Fethullah Gülen'in "Tahşiyeciler" kelimesini kullandığı andan itibaren Cemaat üyelerinin, bunun anlamını bilmemelerinin mümkün olmadığını düşünüyorum. Bu bahisten sonra "gereken yapılsın gibi" bir alan da açılmış olabilir.. Bunlar cemaat üyesi olmanın getirdiği sorumluluklar...
"MESELEYİ BÜYÜTMEK CEMAAT'E FAYDA SAĞLIYOR"
Bugünün Türkiye'sinde normal neye denir? Sınırlarını nasıl çizeceğimiz değil. Bu kavga döneminde bel altından da vuruluyor. Taraflar için biraz hayat memat meselesi. Kendimizi Cemaat'in yerine koyarsak, meseleyi büyütmek yararımıza diye düşünürüz. Meseleyi büyüterek zaten AKP ile soru işaretleri olan batı aktörlerini harekete geçirmek mümkün. Bunu basın özgürlüğü vs gibi gösterip onları çekmeniz mümkün. Buna teşne olan birçok aydın var, onların da ilgisini çekmek mümkün. Bütün bunlar meşruiyet zemini yaratacaktır. Yapılmak istenen bu. Gürültü yapılmak isteniyor.
Siz ifade vermek için çağrılıyorsunuz bunun abartılacak bir tarafı yok. Ben gazeteci olarak sürekli ifade vermeye çağırılıyorum. Önemli olan bunun ne için olduğunu düşünmek. Sonrasında ne olacağını tahmin ederek, bunu olayın başladığı anda büyütmek ve bir tür demokrasi mücadelesine dönüştürmek akıllıca. Bir tür siyaset yapmış oluyorsunuz.
"GÖRDÜĞÜNÜZ ŞEYİ GÖRMEZDEN GELEREK AYDIN OLMANIZ MÜMKÜN DEĞİL"

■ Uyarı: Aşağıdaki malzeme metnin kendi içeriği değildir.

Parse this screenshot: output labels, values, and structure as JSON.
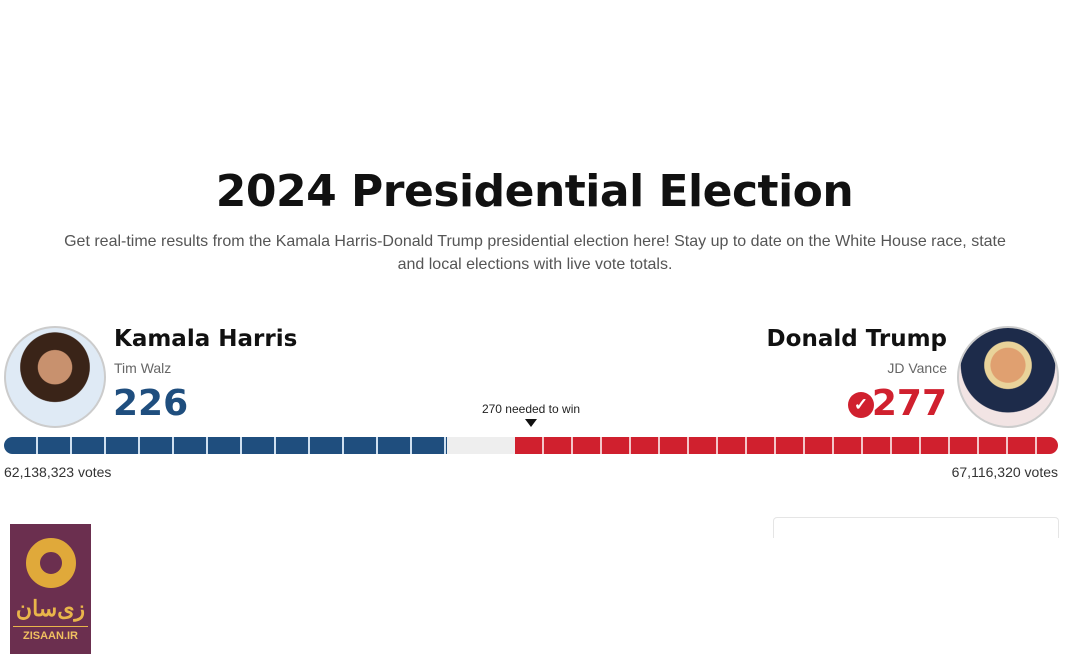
{
  "title": "2024 Presidential Election",
  "subtitle": "Get real-time results from the Kamala Harris-Donald Trump presidential election here! Stay up to date on the White House race, state and local elections with live vote totals.",
  "threshold": {
    "label": "270 needed to win",
    "value": 270
  },
  "total_electoral_votes": 538,
  "candidates": {
    "dem": {
      "name": "Kamala Harris",
      "running_mate": "Tim Walz",
      "electoral_votes": 226,
      "popular_votes": "62,138,323 votes",
      "color": "#1f4e7e"
    },
    "rep": {
      "name": "Donald Trump",
      "running_mate": "JD Vance",
      "electoral_votes": 277,
      "popular_votes": "67,116,320 votes",
      "color": "#d0202e",
      "winner": true,
      "winner_icon": "check-circle-icon"
    }
  },
  "watermark": {
    "text_fa": "زی‌سان",
    "text_en": "ZISAAN.IR"
  }
}
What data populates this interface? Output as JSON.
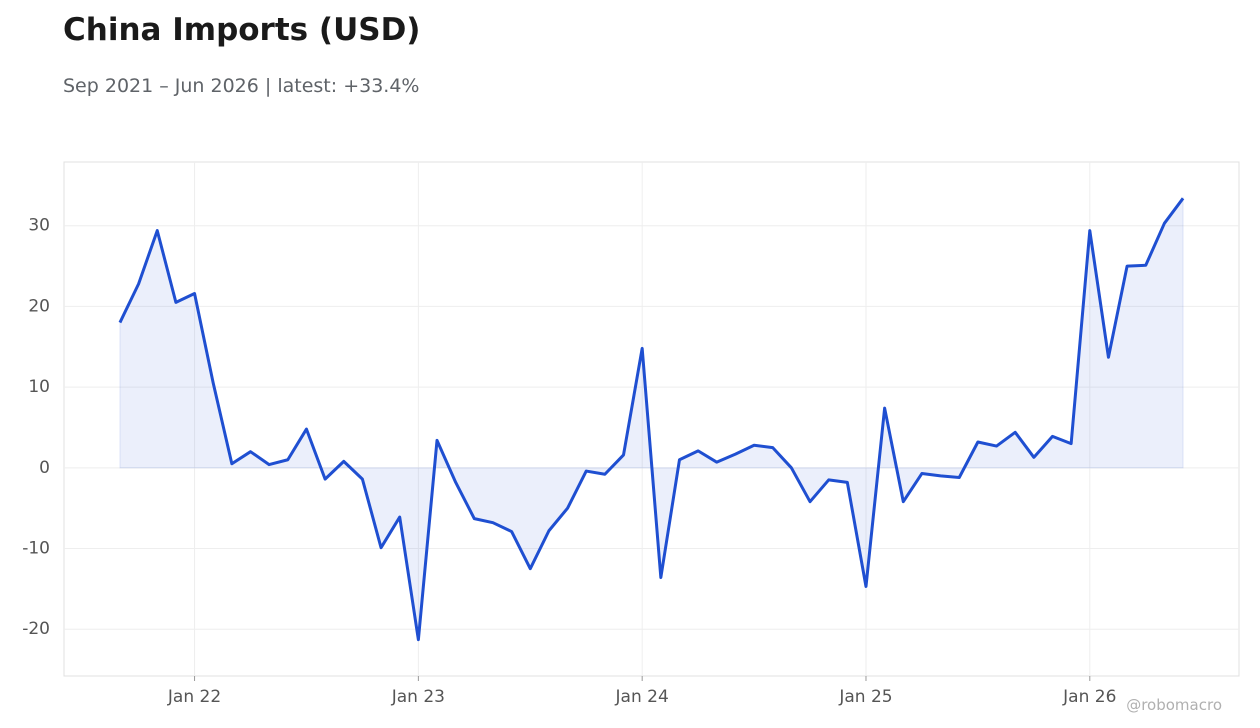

Türkiye'de basın özgürlüğü hakkında gerekenden daha sert yasalar olabilir ama burada bi itiraz yapacaksınız, bu konuyu nesnel bir şekilde değerlendirmeniz lazım. En baştan bütün bu olayı yok sayarak bu yolu izlerseniz doğru olmaz, tahşiyecileri mağdur eden bir suçlu olduğunu kabul etmezseniz, medyanın garip davrandığını göz ardı ederseniz söylediğiniz basın özgürlüğü falan anlamlı olmuyor. Ama bunları kabul ettikten sonra, "Bir basın mensubuna böyle davranılmamalı" diyebilirsiniz. Gördüğünüz şeyi görmezden gelerek aydın olmanız mümkün değil.